The finely engineered and produced project includes the rarely heard Piano Sonata, Op. 7, a youthful work composed when Grieg was 22 years old, and the still rarely heard Ballade, Op. 24, an interesting composition structured as a theme and variations.
Sheng Cai’s pianistic technique and protean interpretive gifts more than equip him to tackle the large cornerstones of Grieg’s repertoire for the piano, but it is especially in the Scenes of a Country Life, Op. 19 and in the Peer Gynt Suite No. 1, Op. 46 that he demonstrates the kind of sensitivity and lightness of touch that makes for a perfect interpretation of Morning Mood and The Death of Ase.

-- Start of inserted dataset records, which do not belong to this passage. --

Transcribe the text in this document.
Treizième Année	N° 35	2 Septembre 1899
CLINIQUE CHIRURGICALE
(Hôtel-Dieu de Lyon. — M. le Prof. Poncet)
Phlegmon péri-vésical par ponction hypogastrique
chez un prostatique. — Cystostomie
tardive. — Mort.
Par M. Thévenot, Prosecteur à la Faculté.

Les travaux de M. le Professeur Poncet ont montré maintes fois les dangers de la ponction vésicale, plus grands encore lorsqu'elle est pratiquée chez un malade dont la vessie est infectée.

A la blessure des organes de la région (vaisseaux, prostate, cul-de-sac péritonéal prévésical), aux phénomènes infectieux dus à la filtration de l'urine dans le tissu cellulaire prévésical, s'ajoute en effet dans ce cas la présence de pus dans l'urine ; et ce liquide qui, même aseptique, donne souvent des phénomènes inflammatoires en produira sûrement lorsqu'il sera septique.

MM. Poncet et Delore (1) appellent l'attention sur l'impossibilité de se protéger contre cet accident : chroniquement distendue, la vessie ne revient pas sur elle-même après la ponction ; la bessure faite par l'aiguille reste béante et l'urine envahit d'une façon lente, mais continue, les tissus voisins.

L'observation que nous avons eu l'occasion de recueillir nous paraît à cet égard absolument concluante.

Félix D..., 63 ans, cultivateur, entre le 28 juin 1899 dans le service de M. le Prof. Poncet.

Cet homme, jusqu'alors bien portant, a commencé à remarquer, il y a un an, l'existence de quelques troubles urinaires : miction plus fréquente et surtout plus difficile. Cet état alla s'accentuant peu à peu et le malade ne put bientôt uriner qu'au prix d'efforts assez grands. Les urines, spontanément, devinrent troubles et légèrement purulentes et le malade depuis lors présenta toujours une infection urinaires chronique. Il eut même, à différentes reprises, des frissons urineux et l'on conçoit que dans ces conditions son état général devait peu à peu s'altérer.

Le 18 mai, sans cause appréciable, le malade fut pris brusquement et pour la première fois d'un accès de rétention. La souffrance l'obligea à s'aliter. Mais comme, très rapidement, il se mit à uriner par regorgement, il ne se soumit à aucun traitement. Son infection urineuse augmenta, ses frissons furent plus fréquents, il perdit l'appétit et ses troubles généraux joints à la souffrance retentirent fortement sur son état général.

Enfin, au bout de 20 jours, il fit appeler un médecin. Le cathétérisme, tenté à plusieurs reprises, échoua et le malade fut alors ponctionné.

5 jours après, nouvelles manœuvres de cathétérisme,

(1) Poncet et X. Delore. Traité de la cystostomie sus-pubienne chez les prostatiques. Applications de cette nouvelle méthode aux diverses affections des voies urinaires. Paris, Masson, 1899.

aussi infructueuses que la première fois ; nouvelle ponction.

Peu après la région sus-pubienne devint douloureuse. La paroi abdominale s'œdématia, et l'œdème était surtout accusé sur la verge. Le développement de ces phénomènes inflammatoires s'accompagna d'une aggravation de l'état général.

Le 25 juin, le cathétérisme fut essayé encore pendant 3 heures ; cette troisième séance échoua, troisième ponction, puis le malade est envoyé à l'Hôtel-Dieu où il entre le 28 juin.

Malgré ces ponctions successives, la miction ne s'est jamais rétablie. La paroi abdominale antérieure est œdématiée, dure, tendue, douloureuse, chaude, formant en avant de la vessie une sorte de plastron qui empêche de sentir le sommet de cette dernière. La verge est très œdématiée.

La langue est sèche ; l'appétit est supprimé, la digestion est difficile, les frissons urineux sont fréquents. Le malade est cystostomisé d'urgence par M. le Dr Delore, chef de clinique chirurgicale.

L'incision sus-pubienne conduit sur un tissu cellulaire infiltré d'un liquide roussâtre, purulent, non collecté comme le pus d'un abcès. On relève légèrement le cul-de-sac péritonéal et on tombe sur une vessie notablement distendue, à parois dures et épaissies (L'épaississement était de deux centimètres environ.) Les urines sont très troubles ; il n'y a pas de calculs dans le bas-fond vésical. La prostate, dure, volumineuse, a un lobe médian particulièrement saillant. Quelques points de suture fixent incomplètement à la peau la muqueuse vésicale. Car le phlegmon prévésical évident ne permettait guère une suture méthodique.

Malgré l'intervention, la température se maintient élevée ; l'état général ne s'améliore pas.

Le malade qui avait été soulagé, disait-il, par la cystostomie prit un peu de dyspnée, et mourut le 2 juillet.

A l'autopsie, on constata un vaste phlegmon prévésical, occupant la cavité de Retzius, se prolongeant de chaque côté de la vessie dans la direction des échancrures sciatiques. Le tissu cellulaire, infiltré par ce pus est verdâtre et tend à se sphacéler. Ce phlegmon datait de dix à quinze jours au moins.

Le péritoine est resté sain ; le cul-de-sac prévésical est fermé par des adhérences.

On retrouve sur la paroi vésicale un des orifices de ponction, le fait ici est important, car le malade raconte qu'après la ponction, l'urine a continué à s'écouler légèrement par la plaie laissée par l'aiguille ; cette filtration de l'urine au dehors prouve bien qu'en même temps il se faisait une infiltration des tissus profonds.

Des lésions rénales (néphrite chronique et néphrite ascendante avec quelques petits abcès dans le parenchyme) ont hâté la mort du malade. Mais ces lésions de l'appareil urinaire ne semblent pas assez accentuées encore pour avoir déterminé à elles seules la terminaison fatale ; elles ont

In the livelier Anitra’s Dance and in the dramatic In the Hall of the Mountain King, Sheng Cai evidences his flair for the theatrical, reminding us that these pieces were part of the incidental music for the Henrik Ibsen play Peer Gynt.
In the three miniatures Scenes of Country Life the genius of the composer attains the goal of elevating the folk-inspired to inspiring concert music: In the mountains, Bridal Procession, and From the Carnival are as those in the Peer Gynt Suite – little gems imprinted with Grieg’s hallmark qualities: brevity, economy of means, and a flawless balance of Nordic restraint and sentiment.
Throughout the recording Sheng Cai, a welcome and notable artist proves to be the ideal interpreter of this music: elegant, assured, inspired, judicious in his choice of tempi, nuanced in his dynamics, devoid of any of the superficial flashiness that plagues so many soloists today.